> I say it's shitty because they don't follow best practices and just focus on pushing out workflow apps as quickly as possible. No docs, old tooling, etc. Really a mess.
I doubt schooling would fix this. It tends to be more about theory and algorithms than building "real world"(depending on what you're doing) apps.
Also, those are problems you can fix by reading a few books on best practices, learning from your team, keeping up to date on tools and just doing it (docs). If anything, the school would likely be behind on things like tooling and many best practices related to the modern frameworks.
It's not all bad, you'll learn things that from time to time come in handy, but getting a CS degree won't turn someone into a good programmer. That's a skill you'll develop over time from doing it and learning from others.

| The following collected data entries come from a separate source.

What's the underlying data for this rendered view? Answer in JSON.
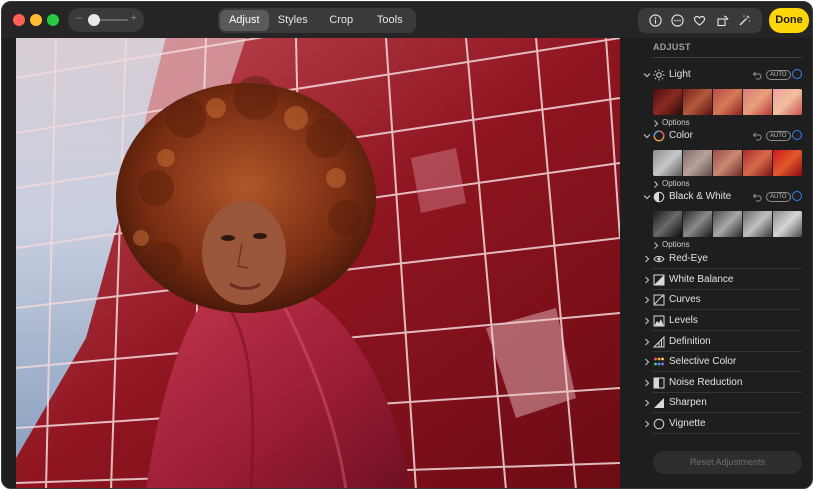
{
  "toolbar": {
    "zoom_minus": "–",
    "zoom_plus": "+",
    "zoom_level": 0.15,
    "tabs": [
      {
        "label": "Adjust",
        "active": true
      },
      {
        "label": "Styles",
        "active": false
      },
      {
        "label": "Crop",
        "active": false
      },
      {
        "label": "Tools",
        "active": false
      }
    ],
    "icons": [
      "info-icon",
      "more-icon",
      "heart-icon",
      "rotate-icon",
      "magic-wand-icon"
    ],
    "done_label": "Done",
    "accent": "#ffd60a"
  },
  "sidebar": {
    "title": "ADJUST",
    "auto_label": "AUTO",
    "options_label": "Options",
    "expanded_sections": [
      {
        "label": "Light",
        "icon": "sun-icon"
      },
      {
        "label": "Color",
        "icon": "color-circle-icon"
      },
      {
        "label": "Black & White",
        "icon": "half-circle-icon"
      }
    ],
    "collapsed_sections": [
      {
        "label": "Red-Eye",
        "icon": "eye-icon"
      },
      {
        "label": "White Balance",
        "icon": "white-balance-icon"
      },
      {
        "label": "Curves",
        "icon": "curves-icon"
      },
      {
        "label": "Levels",
        "icon": "levels-icon"
      },
      {
        "label": "Definition",
        "icon": "definition-icon"
      },
      {
        "label": "Selective Color",
        "icon": "selective-color-icon"
      },
      {
        "label": "Noise Reduction",
        "icon": "noise-reduction-icon"
      },
      {
        "label": "Sharpen",
        "icon": "sharpen-icon"
      },
      {
        "label": "Vignette",
        "icon": "vignette-icon"
      }
    ],
    "reset_label": "Reset Adjustments",
    "ring_color": "#2f84ff"
  }
}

I'm already well aware of best practices and I was really surprised that they didn't have any documentation or anything.
I meant, is going to school for CS worth working at a place like that.

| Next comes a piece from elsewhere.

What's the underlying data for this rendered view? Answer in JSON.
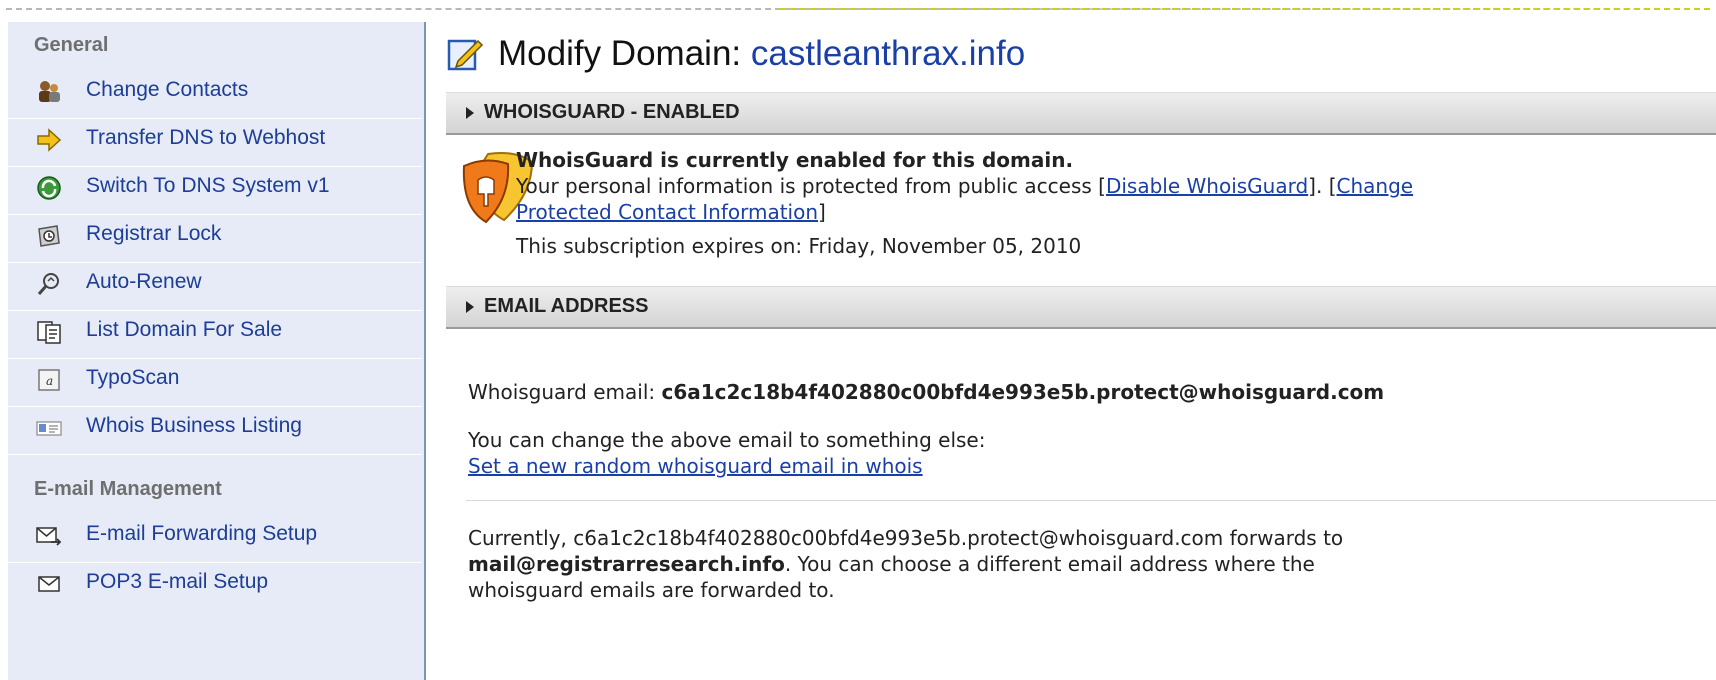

They really aren't willing to make changes, as I said the goal is to push out apps as quickly as possible.
Coming from my previous job, where I was the only developer, I have full jsdocs/phpdocs, quite a few tests and high level user manuals. They have nothing resembling that.
Is the CS program high quality? If yes, then the job you work in order to attend that program is merely a means to an end. Think of it as waiting tables, just slightly more related to what you're interested in.
You could take the opportunity (not too quickly, be mindful of politics) to make a case study out of it and attempt to apply some best practices, it sounds like it could turn into a thesis about software development in the real world.
I doubt schooling would fix this. It tends to be more about theory and algorithms than building "real world"(depending on what you're doing) apps.
Also, those are problems you can fix by reading a few books on best practices, learning from your team, keeping up to date on tools and just doing it (docs). If anything, the school would likely be behind on things like tooling and many best practices related to the modern frameworks.
It's not all bad, you'll learn things that from time to time come in handy, but getting a CS degree won't turn someone into a good programmer. That's a skill you'll develop over time from doing it and learning from others.